To those who imagine Trump as Mussolini, this scenario will sound crazy.
But what stopped it from happening was not that Trump found his inner duce. The first intervention was reality: The president who sleeps away a year in office does not awake to find his ship on course for safe harbor. He finds it run aground and ripped apart, leaking its contents all over the country like the Exxon Valdez. The second was impeachment, the Russia investigation, and other accusations of criminality against Trump and his associates. Being much poorer than he claimed to be, then hiring cut-rate criminals to run his affairs, made honorable departure from office ahead of schedule—and without permanent taint—impossible.
George Packer: Donald Trump is trying to trick Americans into giving up on democracy
Now, as is true for many politicians before him, staying in office is the surest way to evade investigation, prosecution, and conviction. That fact informs my colleague Barton Gellman’s cover story in the latest Atlantic, which asks what will happen if Trump loses the election, then refuses—as he promises he will—to concede. I agree with Gellman’s premise that Trump will not under any circumstances concede, if conceding means acknowledging that he was beaten in a fair fight. But I see some leeway where Gellman does not, because just as there was an indolent way into the presidency, there is an indolent way out. What if Trump does not concede—and he continues not to concede, even as he packs his suitcases, swipes some White House–branded complimentary toiletries, and walks onto the South Lawn and into Marine One and waves farewell to the presidency?
I think this scenario is in fact the most likely one, if Trump loses the election. And it may even be his preferred scenario, better than an outright victory (which would require another four years of onerous employment), better than showing up on Inauguration Day and having to duel Joe Biden for the right to be sworn in. As for the prospect of civil war: Trump is a coward, and all evidence suggests that he would run from the responsibility, even more burdensome than normal service as president, of overseeing the violent fracture of America. A civil war sounds like a lot of work. The easiest path is also the most lucrative. Get on Marine One, protesting all the way, and spend the rest of your days fleecing the 40 percent of Americans who still think you are the Messiah, and who will watch you on cable news, spend their money on whatever hypoallergenic pillow you endorse, and come to see you whenever you visit their town.

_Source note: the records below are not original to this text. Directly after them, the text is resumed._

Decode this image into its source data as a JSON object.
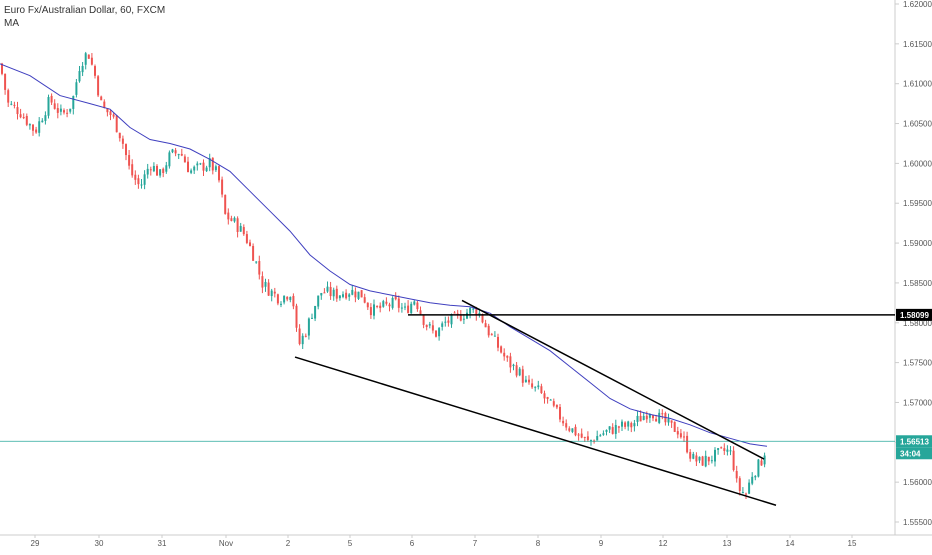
{
  "chart_data": {
    "type": "candlestick",
    "title": "Euro Fx/Australian Dollar, 60, FXCM",
    "indicator": "MA",
    "x_ticks": [
      "29",
      "30",
      "31",
      "Nov",
      "2",
      "5",
      "6",
      "7",
      "8",
      "9",
      "12",
      "13",
      "14",
      "15"
    ],
    "y_ticks": [
      "1.62000",
      "1.61500",
      "1.61000",
      "1.60500",
      "1.60000",
      "1.59500",
      "1.59000",
      "1.58500",
      "1.58000",
      "1.57500",
      "1.57000",
      "1.56500",
      "1.56000",
      "1.55500"
    ],
    "ylim": [
      1.553,
      1.6205
    ],
    "price_label": "1.56513",
    "countdown_label": "34:04",
    "level_label": "1.58099",
    "current_price": 1.56513,
    "horizontal_level": 1.58099,
    "colors": {
      "up": "#26a69a",
      "down": "#ef5350",
      "ma": "#3f3fbf",
      "price_line": "#26a69a",
      "drawing": "#000000",
      "axis_text": "#555555",
      "border": "#cccccc"
    },
    "trendlines": [
      {
        "name": "lower-wedge-line",
        "from": [
          "Nov 2",
          1.5757
        ],
        "to": [
          "Nov 13 end",
          1.5571
        ]
      },
      {
        "name": "upper-wedge-line",
        "from": [
          "Nov 6 late",
          1.5828
        ],
        "to": [
          "Nov 13 mid",
          1.5629
        ]
      }
    ],
    "price_path": [
      [
        0,
        1.6125
      ],
      [
        8,
        1.6075
      ],
      [
        20,
        1.6065
      ],
      [
        35,
        1.604
      ],
      [
        50,
        1.608
      ],
      [
        62,
        1.606
      ],
      [
        72,
        1.6075
      ],
      [
        80,
        1.6125
      ],
      [
        88,
        1.614
      ],
      [
        95,
        1.611
      ],
      [
        102,
        1.607
      ],
      [
        112,
        1.606
      ],
      [
        122,
        1.603
      ],
      [
        130,
        1.599
      ],
      [
        140,
        1.597
      ],
      [
        150,
        1.6
      ],
      [
        160,
        1.5985
      ],
      [
        170,
        1.601
      ],
      [
        180,
        1.6015
      ],
      [
        190,
        1.599
      ],
      [
        200,
        1.5995
      ],
      [
        210,
        1.6
      ],
      [
        218,
        1.5985
      ],
      [
        225,
        1.5935
      ],
      [
        235,
        1.5925
      ],
      [
        245,
        1.591
      ],
      [
        255,
        1.588
      ],
      [
        262,
        1.585
      ],
      [
        270,
        1.584
      ],
      [
        280,
        1.583
      ],
      [
        292,
        1.584
      ],
      [
        298,
        1.577
      ],
      [
        306,
        1.579
      ],
      [
        314,
        1.582
      ],
      [
        322,
        1.584
      ],
      [
        335,
        1.5835
      ],
      [
        350,
        1.584
      ],
      [
        362,
        1.5835
      ],
      [
        372,
        1.5815
      ],
      [
        384,
        1.582
      ],
      [
        395,
        1.5825
      ],
      [
        405,
        1.5815
      ],
      [
        415,
        1.583
      ],
      [
        425,
        1.58
      ],
      [
        435,
        1.5785
      ],
      [
        445,
        1.58
      ],
      [
        455,
        1.5805
      ],
      [
        462,
        1.581
      ],
      [
        470,
        1.5815
      ],
      [
        478,
        1.5815
      ],
      [
        488,
        1.579
      ],
      [
        498,
        1.577
      ],
      [
        508,
        1.575
      ],
      [
        518,
        1.574
      ],
      [
        528,
        1.572
      ],
      [
        538,
        1.5715
      ],
      [
        548,
        1.57
      ],
      [
        558,
        1.5685
      ],
      [
        568,
        1.567
      ],
      [
        578,
        1.566
      ],
      [
        588,
        1.565
      ],
      [
        600,
        1.566
      ],
      [
        610,
        1.5665
      ],
      [
        620,
        1.567
      ],
      [
        630,
        1.567
      ],
      [
        640,
        1.568
      ],
      [
        650,
        1.569
      ],
      [
        660,
        1.568
      ],
      [
        670,
        1.567
      ],
      [
        678,
        1.5665
      ],
      [
        685,
        1.565
      ],
      [
        692,
        1.563
      ],
      [
        700,
        1.5625
      ],
      [
        710,
        1.563
      ],
      [
        718,
        1.5635
      ],
      [
        726,
        1.564
      ],
      [
        732,
        1.5635
      ],
      [
        736,
        1.56
      ],
      [
        740,
        1.559
      ],
      [
        746,
        1.5585
      ],
      [
        752,
        1.561
      ],
      [
        758,
        1.562
      ],
      [
        763,
        1.563
      ],
      [
        767,
        1.5651
      ]
    ],
    "ma_path": [
      [
        0,
        1.6125
      ],
      [
        30,
        1.611
      ],
      [
        60,
        1.6085
      ],
      [
        90,
        1.6075
      ],
      [
        110,
        1.6068
      ],
      [
        130,
        1.6045
      ],
      [
        150,
        1.603
      ],
      [
        170,
        1.6025
      ],
      [
        190,
        1.6018
      ],
      [
        210,
        1.6005
      ],
      [
        230,
        1.599
      ],
      [
        250,
        1.5965
      ],
      [
        270,
        1.594
      ],
      [
        290,
        1.5915
      ],
      [
        310,
        1.5885
      ],
      [
        330,
        1.5865
      ],
      [
        350,
        1.5848
      ],
      [
        370,
        1.584
      ],
      [
        390,
        1.5835
      ],
      [
        410,
        1.583
      ],
      [
        430,
        1.5825
      ],
      [
        450,
        1.5822
      ],
      [
        470,
        1.582
      ],
      [
        490,
        1.5812
      ],
      [
        510,
        1.5795
      ],
      [
        530,
        1.578
      ],
      [
        550,
        1.5765
      ],
      [
        570,
        1.5745
      ],
      [
        590,
        1.5725
      ],
      [
        610,
        1.5705
      ],
      [
        630,
        1.5692
      ],
      [
        650,
        1.5685
      ],
      [
        670,
        1.568
      ],
      [
        690,
        1.5672
      ],
      [
        710,
        1.5662
      ],
      [
        730,
        1.5655
      ],
      [
        750,
        1.5648
      ],
      [
        767,
        1.5645
      ]
    ]
  }
}
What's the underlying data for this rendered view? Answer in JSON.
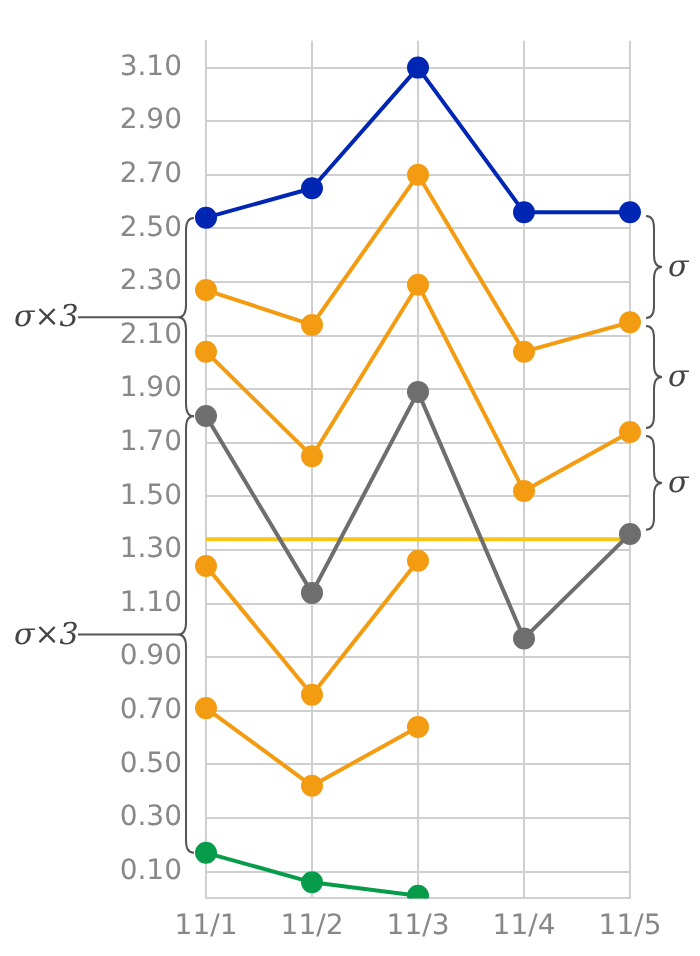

The law would still be a problem: Leave the presidency, and immediately federal prosecutors will be falling over one another to nail to their wall the great orange pelt of an ex-president. One way out would be to self-pardon before leaving office, a constitutionally dubious maneuver that just might work. Another would be to resign in favor of Mike Pence, who, during a very brief caretaker presidency, would offer a Gerald Ford–like absolution, for the good of the nation.